Ioane's work rate at breakdowns was huge, his lineouts skills flawless, and, in an odd twist, he showed how much he's matured as a player in the 45th minute by actually doing nothing. Pumas flanker Marcos Kremer, for no discernible reason, roughly grabbed Aaron Smith as a scrum was resetting. Ioane stood up and eyeballed Kremer, whose bizarre antics went unpenalised. At no stage did Ioane lift a hand, grab Kremer's jersey, or slap him. With a referee as trigger happy as Nic Berry it was wise behaviour. Ioane now shapes as the man to fill the huge hole left by the departure of Jerome Kaino.

The two tries by Will Jordan, whose reflexes are matched by his blistering leg speed, were a masterclass in seizing the day. The All Blacks may never have to play a test again when the temperature is 30C, but if a new era starts to develop next year, time in the sauna that was McDonald Jones Stadium will have been the foundation.

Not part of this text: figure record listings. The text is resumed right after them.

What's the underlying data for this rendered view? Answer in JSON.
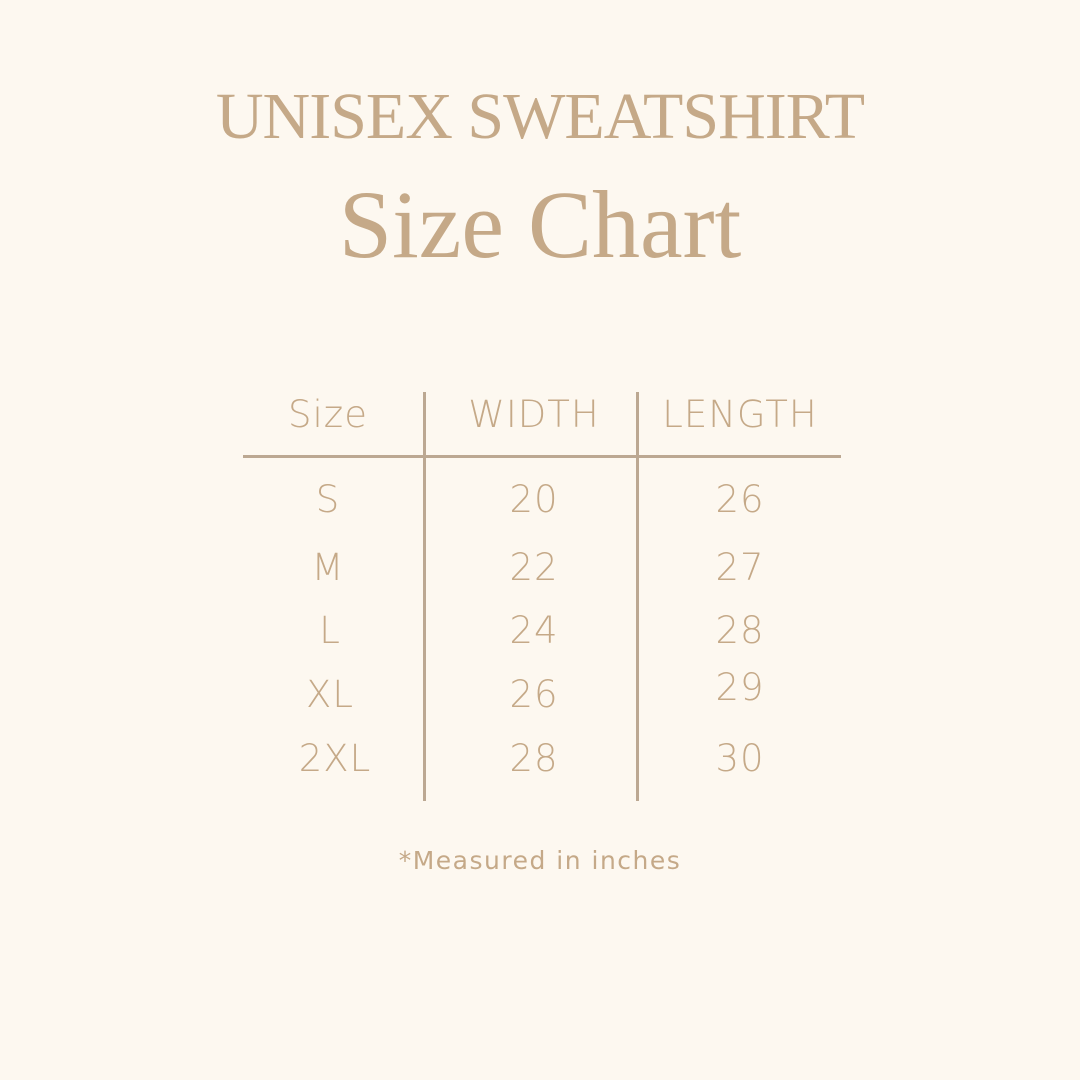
{
  "title": {
    "line1": "UNISEX SWEATSHIRT",
    "line2": "Size Chart"
  },
  "table": {
    "headers": [
      "Size",
      "WIDTH",
      "LENGTH"
    ],
    "rows": [
      [
        "S",
        "20",
        "26"
      ],
      [
        "M",
        "22",
        "27"
      ],
      [
        "L",
        "24",
        "28"
      ],
      [
        "XL",
        "26",
        "29"
      ],
      [
        "2XL",
        "28",
        "30"
      ]
    ]
  },
  "footnote": "*Measured in inches",
  "colors": {
    "background": "#fdf8f0",
    "text": "#c5a988",
    "lines": "#bca892"
  }
}
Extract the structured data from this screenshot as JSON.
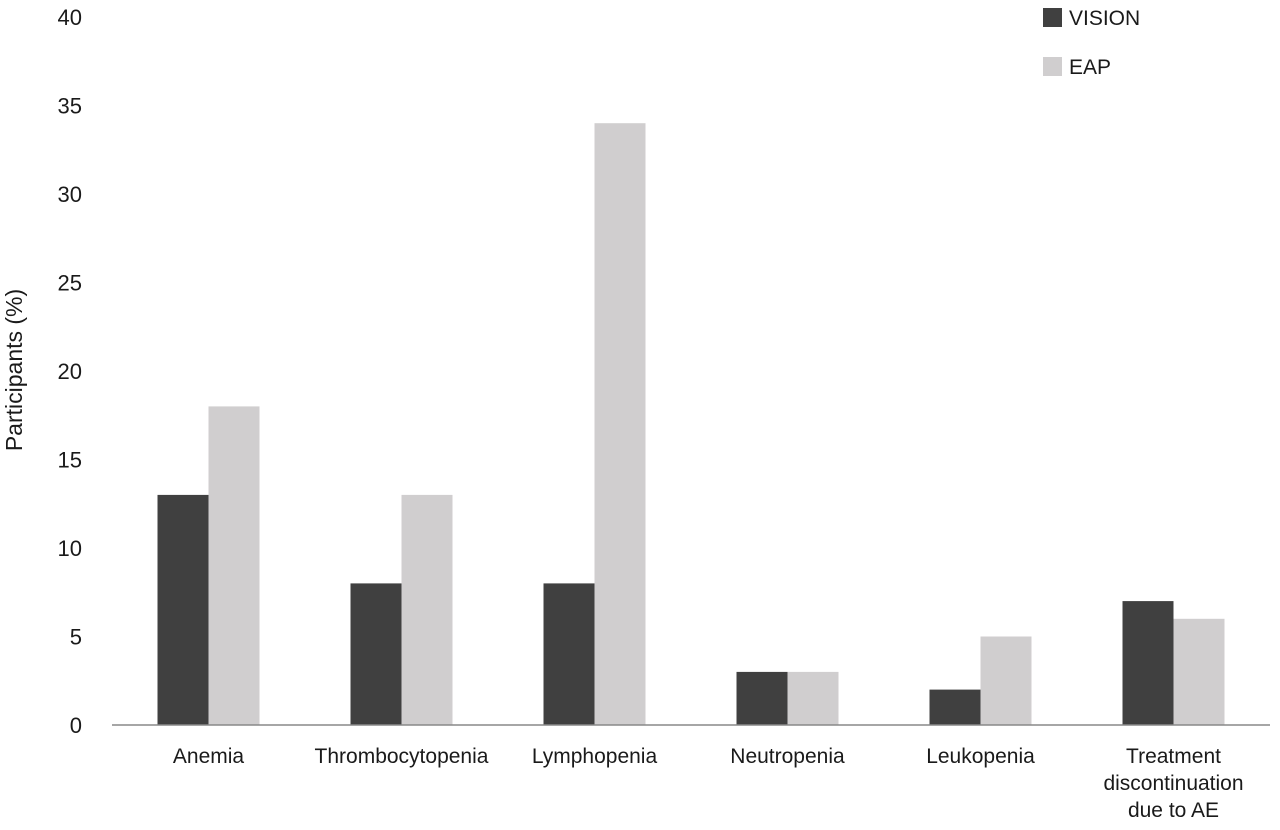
{
  "chart_data": {
    "type": "bar",
    "categories": [
      [
        "Anemia"
      ],
      [
        "Thrombocytopenia"
      ],
      [
        "Lymphopenia"
      ],
      [
        "Neutropenia"
      ],
      [
        "Leukopenia"
      ],
      [
        "Treatment",
        "discontinuation",
        "due to AE"
      ]
    ],
    "series": [
      {
        "name": "VISION",
        "color": "#404040",
        "values": [
          13,
          8,
          8,
          3,
          2,
          7
        ]
      },
      {
        "name": "EAP",
        "color": "#d0cecf",
        "values": [
          18,
          13,
          34,
          3,
          5,
          6
        ]
      }
    ],
    "title": "",
    "xlabel": "",
    "ylabel": "Participants (%)",
    "ylim": [
      0,
      40
    ],
    "yticks": [
      0,
      5,
      10,
      15,
      20,
      25,
      30,
      35,
      40
    ],
    "grid": false,
    "legend_position": "top-right"
  }
}
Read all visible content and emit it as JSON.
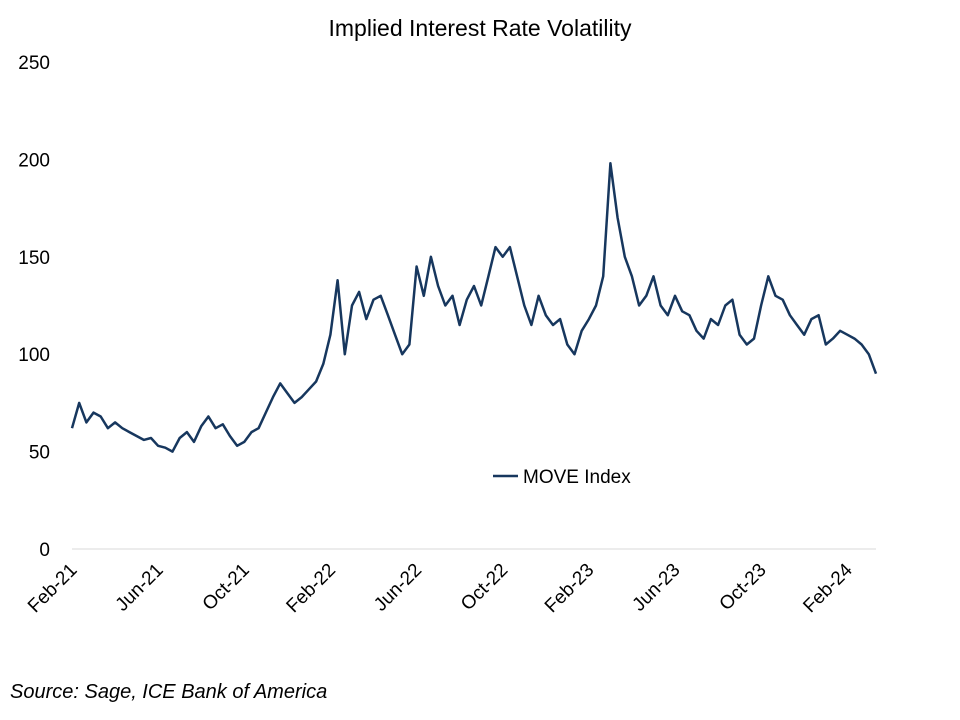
{
  "chart_data": {
    "type": "line",
    "title": "Implied Interest Rate Volatility",
    "source": "Source: Sage, ICE Bank of America",
    "categories": [
      "Feb-21",
      null,
      null,
      null,
      null,
      null,
      null,
      null,
      null,
      null,
      null,
      null,
      "Jun-21",
      null,
      null,
      null,
      null,
      null,
      null,
      null,
      null,
      null,
      null,
      null,
      "Oct-21",
      null,
      null,
      null,
      null,
      null,
      null,
      null,
      null,
      null,
      null,
      null,
      "Feb-22",
      null,
      null,
      null,
      null,
      null,
      null,
      null,
      null,
      null,
      null,
      null,
      "Jun-22",
      null,
      null,
      null,
      null,
      null,
      null,
      null,
      null,
      null,
      null,
      null,
      "Oct-22",
      null,
      null,
      null,
      null,
      null,
      null,
      null,
      null,
      null,
      null,
      null,
      "Feb-23",
      null,
      null,
      null,
      null,
      null,
      null,
      null,
      null,
      null,
      null,
      null,
      "Jun-23",
      null,
      null,
      null,
      null,
      null,
      null,
      null,
      null,
      null,
      null,
      null,
      "Oct-23",
      null,
      null,
      null,
      null,
      null,
      null,
      null,
      null,
      null,
      null,
      null,
      "Feb-24",
      null,
      null,
      null,
      null
    ],
    "series": [
      {
        "name": "MOVE Index",
        "color": "#17375e",
        "values": [
          62,
          75,
          65,
          70,
          68,
          62,
          65,
          62,
          60,
          58,
          56,
          57,
          53,
          52,
          50,
          57,
          60,
          55,
          63,
          68,
          62,
          64,
          58,
          53,
          55,
          60,
          62,
          70,
          78,
          85,
          80,
          75,
          78,
          82,
          86,
          95,
          110,
          138,
          100,
          125,
          132,
          118,
          128,
          130,
          120,
          110,
          100,
          105,
          145,
          130,
          150,
          135,
          125,
          130,
          115,
          128,
          135,
          125,
          140,
          155,
          150,
          155,
          140,
          125,
          115,
          130,
          120,
          115,
          118,
          105,
          100,
          112,
          118,
          125,
          140,
          198,
          170,
          150,
          140,
          125,
          130,
          140,
          125,
          120,
          130,
          122,
          120,
          112,
          108,
          118,
          115,
          125,
          128,
          110,
          105,
          108,
          125,
          140,
          130,
          128,
          120,
          115,
          110,
          118,
          120,
          105,
          108,
          112,
          110,
          108,
          105,
          100,
          90
        ]
      }
    ],
    "ylim": [
      0,
      250
    ],
    "yticks": [
      0,
      50,
      100,
      150,
      200,
      250
    ],
    "grid": false
  }
}
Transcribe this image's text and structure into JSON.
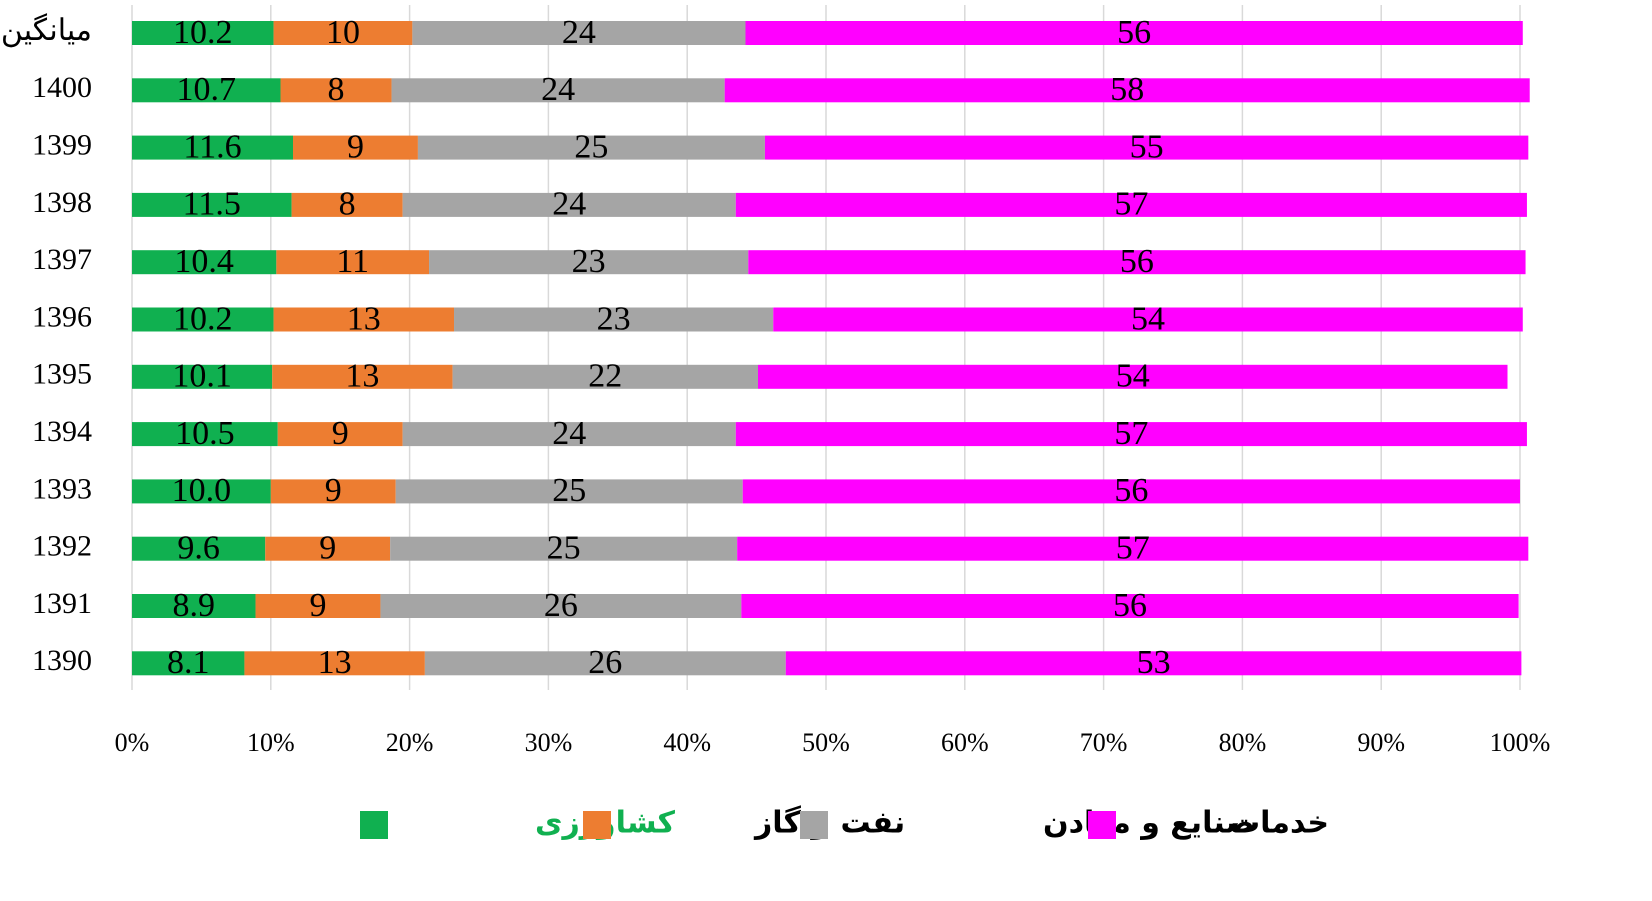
{
  "chart_data": {
    "type": "stacked_barh",
    "categories": [
      "میانگین",
      "1400",
      "1399",
      "1398",
      "1397",
      "1396",
      "1395",
      "1394",
      "1393",
      "1392",
      "1391",
      "1390"
    ],
    "series": [
      {
        "name": "کشاورزی",
        "color": "#10b050",
        "values": [
          10.2,
          10.7,
          11.6,
          11.5,
          10.4,
          10.2,
          10.1,
          10.5,
          10.0,
          9.6,
          8.9,
          8.1
        ],
        "value_labels": [
          "10.2",
          "10.7",
          "11.6",
          "11.5",
          "10.4",
          "10.2",
          "10.1",
          "10.5",
          "10.0",
          "9.6",
          "8.9",
          "8.1"
        ]
      },
      {
        "name": "نفت و گاز",
        "color": "#ed7d31",
        "values": [
          10,
          8,
          9,
          8,
          11,
          13,
          13,
          9,
          9,
          9,
          9,
          13
        ]
      },
      {
        "name": "صنایع و معادن",
        "color": "#a5a5a5",
        "values": [
          24,
          24,
          25,
          24,
          23,
          23,
          22,
          24,
          25,
          25,
          26,
          26
        ]
      },
      {
        "name": "خدمات",
        "color": "#ff00ff",
        "values": [
          56,
          58,
          55,
          57,
          56,
          54,
          54,
          57,
          56,
          57,
          56,
          53
        ]
      }
    ],
    "xlim": [
      0,
      100
    ],
    "xticks": [
      {
        "value": 0,
        "label": "0%"
      },
      {
        "value": 10,
        "label": "10%"
      },
      {
        "value": 20,
        "label": "20%"
      },
      {
        "value": 30,
        "label": "30%"
      },
      {
        "value": 40,
        "label": "40%"
      },
      {
        "value": 50,
        "label": "50%"
      },
      {
        "value": 60,
        "label": "60%"
      },
      {
        "value": 70,
        "label": "70%"
      },
      {
        "value": 80,
        "label": "80%"
      },
      {
        "value": 90,
        "label": "90%"
      },
      {
        "value": 100,
        "label": "100%"
      }
    ],
    "grid": true,
    "legend": "bottom"
  }
}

Finally, while Tasman's 13-12 win over Auckland in the final of the Mitre 10 Cup was, as their coach Clarke Dermody said, "ugly", it was still a mighty effort from a team where the player pool is mostly drawn from two towns, Nelson and Blenheim, that have a combined population of just 80,000 people.

In retaining the title Tasman also provided a reminder of what a fearless, gifted player Davd Havili is, and showed that in the new crop of wings yet to play for the All Blacks, Leicester Faingaanuku heads the pack.